Na noite deste sábado, Ciro divulgou um vídeo afirmando que foi às ruas “sabendo, de antemão, que poderia enfrentar a fúria e a deselegância de alguns radicais”.


“Os radicais, seja da esquerda, seja da direita, nunca me intimidaram. E nunca me intimidarão. […] As ruas não têm dono. E a democracia não tem senhores”, afirmou o pedetista, ressaltando que a política ensina ser preciso união contra um inimigo coletivo.

“Esta luta está apenas no começo e ela será mais rapidamente vitoriosa quando todos aprenderem quem é o verdadeiro inimigo e quem é o verdadeiro alvo. Para defender a democracia, voltarei às ruas tantas vezes seja necessário e ao lado dos que queiram sinceramente se livrar de vez de Bolsonaro e de todo atraso que ele representa.”

A rodada de protestos contra Bolsonaro neste sábado foi a sexta organizada majoritariamente pela esquerda desde maio.

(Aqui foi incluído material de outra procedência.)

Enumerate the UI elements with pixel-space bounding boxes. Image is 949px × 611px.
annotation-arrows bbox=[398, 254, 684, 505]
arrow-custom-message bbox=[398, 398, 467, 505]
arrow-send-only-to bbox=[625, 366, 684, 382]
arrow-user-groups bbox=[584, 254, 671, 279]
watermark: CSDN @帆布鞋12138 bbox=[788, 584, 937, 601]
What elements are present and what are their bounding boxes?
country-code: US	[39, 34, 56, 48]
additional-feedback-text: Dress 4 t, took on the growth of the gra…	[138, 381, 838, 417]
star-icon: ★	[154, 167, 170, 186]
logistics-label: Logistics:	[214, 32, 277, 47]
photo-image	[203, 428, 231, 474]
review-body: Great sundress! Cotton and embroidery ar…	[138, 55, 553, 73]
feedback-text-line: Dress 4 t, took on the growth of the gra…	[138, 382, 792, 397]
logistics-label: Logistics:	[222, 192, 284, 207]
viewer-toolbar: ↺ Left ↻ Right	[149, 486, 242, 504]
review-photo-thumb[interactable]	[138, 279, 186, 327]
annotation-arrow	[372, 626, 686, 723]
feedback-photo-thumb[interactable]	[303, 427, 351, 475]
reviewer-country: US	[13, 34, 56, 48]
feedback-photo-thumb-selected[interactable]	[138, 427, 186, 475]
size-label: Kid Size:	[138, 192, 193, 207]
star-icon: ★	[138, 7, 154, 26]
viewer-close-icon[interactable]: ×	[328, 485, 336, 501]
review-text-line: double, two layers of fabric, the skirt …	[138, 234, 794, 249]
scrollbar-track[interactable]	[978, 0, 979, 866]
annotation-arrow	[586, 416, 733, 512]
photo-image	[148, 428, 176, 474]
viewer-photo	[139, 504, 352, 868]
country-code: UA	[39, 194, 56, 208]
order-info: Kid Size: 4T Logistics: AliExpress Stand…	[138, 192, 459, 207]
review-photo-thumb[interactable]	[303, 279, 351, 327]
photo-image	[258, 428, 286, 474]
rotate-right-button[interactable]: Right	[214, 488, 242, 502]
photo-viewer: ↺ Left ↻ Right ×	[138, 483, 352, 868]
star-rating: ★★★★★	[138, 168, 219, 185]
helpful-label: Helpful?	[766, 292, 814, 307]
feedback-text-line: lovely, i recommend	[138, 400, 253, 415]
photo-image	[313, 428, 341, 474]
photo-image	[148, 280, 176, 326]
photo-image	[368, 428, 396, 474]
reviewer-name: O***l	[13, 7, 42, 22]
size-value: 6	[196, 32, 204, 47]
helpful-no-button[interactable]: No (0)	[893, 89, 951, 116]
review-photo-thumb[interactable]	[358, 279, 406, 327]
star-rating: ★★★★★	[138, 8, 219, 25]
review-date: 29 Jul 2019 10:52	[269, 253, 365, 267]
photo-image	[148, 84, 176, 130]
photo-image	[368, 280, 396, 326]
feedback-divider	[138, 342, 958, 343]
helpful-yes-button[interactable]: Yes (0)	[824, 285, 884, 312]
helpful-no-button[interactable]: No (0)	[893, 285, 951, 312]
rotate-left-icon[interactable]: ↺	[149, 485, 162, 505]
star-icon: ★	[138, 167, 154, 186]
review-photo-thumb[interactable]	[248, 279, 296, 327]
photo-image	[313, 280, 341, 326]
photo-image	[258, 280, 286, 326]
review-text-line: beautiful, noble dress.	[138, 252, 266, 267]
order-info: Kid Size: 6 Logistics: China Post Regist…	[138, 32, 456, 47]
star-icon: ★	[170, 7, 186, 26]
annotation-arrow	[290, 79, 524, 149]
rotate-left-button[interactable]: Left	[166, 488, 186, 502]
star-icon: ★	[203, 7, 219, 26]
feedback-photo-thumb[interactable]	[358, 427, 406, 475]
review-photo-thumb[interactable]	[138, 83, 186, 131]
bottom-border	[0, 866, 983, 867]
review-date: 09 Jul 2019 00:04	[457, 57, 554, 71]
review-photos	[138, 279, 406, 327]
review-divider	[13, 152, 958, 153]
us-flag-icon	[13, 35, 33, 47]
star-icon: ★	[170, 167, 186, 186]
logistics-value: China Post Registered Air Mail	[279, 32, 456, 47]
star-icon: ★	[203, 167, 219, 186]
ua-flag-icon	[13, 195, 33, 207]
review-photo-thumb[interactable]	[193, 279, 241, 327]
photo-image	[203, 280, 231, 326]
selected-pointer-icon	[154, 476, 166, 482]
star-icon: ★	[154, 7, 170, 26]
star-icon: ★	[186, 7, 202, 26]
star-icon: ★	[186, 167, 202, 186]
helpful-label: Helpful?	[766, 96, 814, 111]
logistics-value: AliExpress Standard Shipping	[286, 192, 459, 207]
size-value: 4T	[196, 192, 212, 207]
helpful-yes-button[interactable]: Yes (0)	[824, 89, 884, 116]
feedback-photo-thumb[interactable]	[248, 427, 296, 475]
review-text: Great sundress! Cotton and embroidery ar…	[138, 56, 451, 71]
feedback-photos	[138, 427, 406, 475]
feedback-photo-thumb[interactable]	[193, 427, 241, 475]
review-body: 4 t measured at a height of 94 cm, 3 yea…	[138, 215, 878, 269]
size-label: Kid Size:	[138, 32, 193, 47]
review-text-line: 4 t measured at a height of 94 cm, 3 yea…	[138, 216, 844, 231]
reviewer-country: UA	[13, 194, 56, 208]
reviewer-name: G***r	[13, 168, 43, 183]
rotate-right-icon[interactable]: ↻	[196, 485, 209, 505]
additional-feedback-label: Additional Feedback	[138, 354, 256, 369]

Como nas edições anteriores, predominou a cor vermelha, mas, desta vez, houve algumas adesões de políticos da direita —antes basicamente limitadas a alas do PSDB, PSL, Cidadania e Solidariedade.

Depois dos atos de Bolsonaro no 7 de Setembro, tanto a oposição à direita como à esquerda buscaram expandir o escopo ideológico das suas ações e conseguiram alguma diversidade —porém longe de promover uma “reedição das Diretas Já” ou de fazer frente à multidão verde e amarela na avenida Paulista no feriado da Independência.

Entidades que organizaram os atos deste sábado ressaltaram sua importância pela união de políticos de 21 partidos, mas alguns representantes, devido a outros compromissos pessoais, enviaram apenas vídeos exibidos no palco em frente ao Masp —o que os poupou de vaias.